Leyendo en particular la experiencia de Pentecostés, donde los involucrados fueron llenos del Espíritu Santo, los que llegaban al lugar sorprendidos, cada cual escuchaba en su lengua materna y todos se asombraban. Comencé a meditar qué significa una lengua materna, por qué en particular ocurrió así, en lugar de que todos escucharan en una lengua común. Imaginando un momento similar en este tiempo, no solo de multilingüismo sino de diversos medios de difusión, cómo ocurriría un tiempo como el de Pentecostés.

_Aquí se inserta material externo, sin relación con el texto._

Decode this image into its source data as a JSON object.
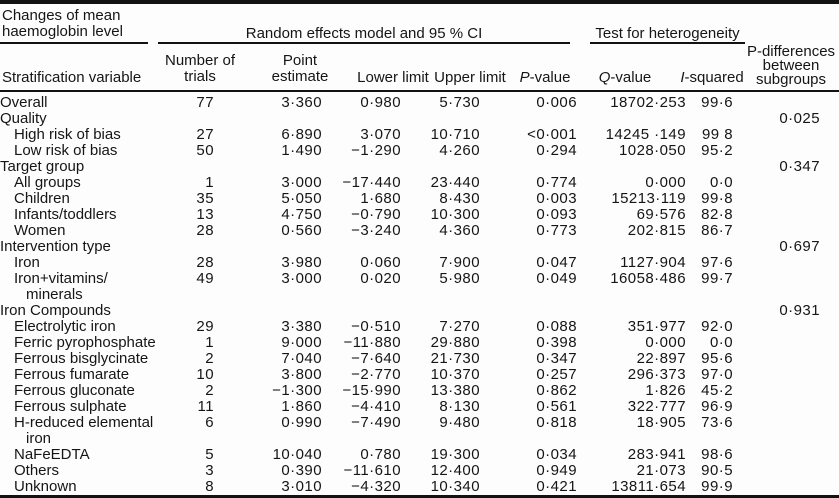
{
  "header": {
    "stub_title_line1": "Changes of mean",
    "stub_title_line2": "haemoglobin level",
    "group_random_effects": "Random effects model and 95 % CI",
    "group_heterogeneity": "Test for heterogeneity",
    "pdiff_line1": "P-differences",
    "pdiff_line2": "between",
    "pdiff_line3": "subgroups",
    "columns": {
      "stratification": "Stratification variable",
      "trials_line1": "Number of",
      "trials_line2": "trials",
      "point_line1": "Point",
      "point_line2": "estimate",
      "lower": "Lower limit",
      "upper": "Upper limit",
      "p_italic": "P",
      "p_rest": "-value",
      "q_italic": "Q",
      "q_rest": "-value",
      "i_italic": "I",
      "i_rest": "-squared"
    }
  },
  "table": {
    "rows": [
      {
        "label": "Overall",
        "indent": 0,
        "trials": "77",
        "point": "3·360",
        "lower": "0·980",
        "upper": "5·730",
        "p": "0·006",
        "q": "18702·253",
        "i2": "99·6",
        "pdiff": ""
      },
      {
        "label": "Quality",
        "indent": 0,
        "trials": "",
        "point": "",
        "lower": "",
        "upper": "",
        "p": "",
        "q": "",
        "i2": "",
        "pdiff": "0·025"
      },
      {
        "label": "High risk of bias",
        "indent": 1,
        "trials": "27",
        "point": "6·890",
        "lower": "3·070",
        "upper": "10·710",
        "p": "<0·001",
        "q": "14245 ·149",
        "i2": "99 8",
        "pdiff": ""
      },
      {
        "label": "Low risk of bias",
        "indent": 1,
        "trials": "50",
        "point": "1·490",
        "lower": "−1·290",
        "upper": "4·260",
        "p": "0·294",
        "q": "1028·050",
        "i2": "95·2",
        "pdiff": ""
      },
      {
        "label": "Target group",
        "indent": 0,
        "trials": "",
        "point": "",
        "lower": "",
        "upper": "",
        "p": "",
        "q": "",
        "i2": "",
        "pdiff": "0·347"
      },
      {
        "label": "All groups",
        "indent": 1,
        "trials": "1",
        "point": "3·000",
        "lower": "−17·440",
        "upper": "23·440",
        "p": "0·774",
        "q": "0·000",
        "i2": "0·0",
        "pdiff": ""
      },
      {
        "label": "Children",
        "indent": 1,
        "trials": "35",
        "point": "5·050",
        "lower": "1·680",
        "upper": "8·430",
        "p": "0·003",
        "q": "15213·119",
        "i2": "99·8",
        "pdiff": ""
      },
      {
        "label": "Infants/toddlers",
        "indent": 1,
        "trials": "13",
        "point": "4·750",
        "lower": "−0·790",
        "upper": "10·300",
        "p": "0·093",
        "q": "69·576",
        "i2": "82·8",
        "pdiff": ""
      },
      {
        "label": "Women",
        "indent": 1,
        "trials": "28",
        "point": "0·560",
        "lower": "−3·240",
        "upper": "4·360",
        "p": "0·773",
        "q": "202·815",
        "i2": "86·7",
        "pdiff": ""
      },
      {
        "label": "Intervention type",
        "indent": 0,
        "trials": "",
        "point": "",
        "lower": "",
        "upper": "",
        "p": "",
        "q": "",
        "i2": "",
        "pdiff": "0·697"
      },
      {
        "label": "Iron",
        "indent": 1,
        "trials": "28",
        "point": "3·980",
        "lower": "0·060",
        "upper": "7·900",
        "p": "0·047",
        "q": "1127·904",
        "i2": "97·6",
        "pdiff": ""
      },
      {
        "label": "Iron+vitamins/",
        "label2": "minerals",
        "indent": 1,
        "trials": "49",
        "point": "3·000",
        "lower": "0·020",
        "upper": "5·980",
        "p": "0·049",
        "q": "16058·486",
        "i2": "99·7",
        "pdiff": ""
      },
      {
        "label": "Iron Compounds",
        "indent": 0,
        "trials": "",
        "point": "",
        "lower": "",
        "upper": "",
        "p": "",
        "q": "",
        "i2": "",
        "pdiff": "0·931"
      },
      {
        "label": "Electrolytic iron",
        "indent": 1,
        "trials": "29",
        "point": "3·380",
        "lower": "−0·510",
        "upper": "7·270",
        "p": "0·088",
        "q": "351·977",
        "i2": "92·0",
        "pdiff": ""
      },
      {
        "label": "Ferric pyrophosphate",
        "indent": 1,
        "trials": "1",
        "point": "9·000",
        "lower": "−11·880",
        "upper": "29·880",
        "p": "0·398",
        "q": "0·000",
        "i2": "0·0",
        "pdiff": ""
      },
      {
        "label": "Ferrous bisglycinate",
        "indent": 1,
        "trials": "2",
        "point": "7·040",
        "lower": "−7·640",
        "upper": "21·730",
        "p": "0·347",
        "q": "22·897",
        "i2": "95·6",
        "pdiff": ""
      },
      {
        "label": "Ferrous fumarate",
        "indent": 1,
        "trials": "10",
        "point": "3·800",
        "lower": "−2·770",
        "upper": "10·370",
        "p": "0·257",
        "q": "296·373",
        "i2": "97·0",
        "pdiff": ""
      },
      {
        "label": "Ferrous gluconate",
        "indent": 1,
        "trials": "2",
        "point": "−1·300",
        "lower": "−15·990",
        "upper": "13·380",
        "p": "0·862",
        "q": "1·826",
        "i2": "45·2",
        "pdiff": ""
      },
      {
        "label": "Ferrous sulphate",
        "indent": 1,
        "trials": "11",
        "point": "1·860",
        "lower": "−4·410",
        "upper": "8·130",
        "p": "0·561",
        "q": "322·777",
        "i2": "96·9",
        "pdiff": ""
      },
      {
        "label": "H-reduced elemental",
        "label2": "iron",
        "indent": 1,
        "trials": "6",
        "point": "0·990",
        "lower": "−7·490",
        "upper": "9·480",
        "p": "0·818",
        "q": "18·905",
        "i2": "73·6",
        "pdiff": ""
      },
      {
        "label": "NaFeEDTA",
        "indent": 1,
        "trials": "5",
        "point": "10·040",
        "lower": "0·780",
        "upper": "19·300",
        "p": "0·034",
        "q": "283·941",
        "i2": "98·6",
        "pdiff": ""
      },
      {
        "label": "Others",
        "indent": 1,
        "trials": "3",
        "point": "0·390",
        "lower": "−11·610",
        "upper": "12·400",
        "p": "0·949",
        "q": "21·073",
        "i2": "90·5",
        "pdiff": ""
      },
      {
        "label": "Unknown",
        "indent": 1,
        "trials": "8",
        "point": "3·010",
        "lower": "−4·320",
        "upper": "10·340",
        "p": "0·421",
        "q": "13811·654",
        "i2": "99·9",
        "pdiff": ""
      }
    ]
  }
}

Qué percepciones se tendrían, dadas las circunstancias.
Vinieron a mi pensamiento algunas características de lo que puede significar una lengua materna para los individuos de forma subjetiva. Es probable que genere confianza, los lazos más fuertes de amor y confianza se producen en la infancia, inicialmente con los padres por lo que escuchar en la lengua de esos tiempos resulte un arrullo a la memoria y afectividad. Luego de ello, es factible que genere una sensación de direccionamiento o afirmación en el deber ser, lo que evoca principios de identidad y buena conducta, por supuesto, asociado a padres que crían con valores, procurando sujetos de bien. Por último, medité en la posibilidad de que el lenguaje materno genere una sensación de protección. Un padre por instinto protege y preserva la vida, pese a las fallas o situaciones apremiantes que suscita la concurrencia de los hechos, y las buenas o malas decisiones de sus hijos.
Aunque para algunos pensadores esto no signifique nada, hay un fin con lo que planteo. Intento expresar la necesidad de que todos escuchemos en la lengua materna de nuestro ser. Ésta solo puede ser el amor, no cualquier amor limítrofe junto a condiciones senescentes vitales, sino el amor eterno, que fundamenta la intervención divina en la conducción caótica de la humanidad. Ese amor que profesan quienes ha experimentado y comentan abiertamente encuentros espirituales con el creador, cuyas vidas llegan a ser cambiadas por completo, con la convicción de que hay mucho más de lo que en ocasiones estamos dispuestos a ver.
En esta valiosa oportunidad, me propongo esparcir la semilla de reconocimiento colectivo, que necesitamos una intervención divina como la que se vivió en Pentecostés. Donde, sin ser llamados todos se sintieron convocados, y un lenguaje familiar que probablemente les evocaba sensaciones de afirmación en identidad, afectividad, confianza y protección les arropó. Un día como ese cambió la vida a quienes lo experimentaron, y quizás otro día como tal también nos cambie la vida a esta generación, que ha sido embestida en la esperanza y sufre una especie de síndrome de Estocolmo, ante el secuestro de la atención y tiempo, los cuales se constituyen como única riqueza de administración autónoma.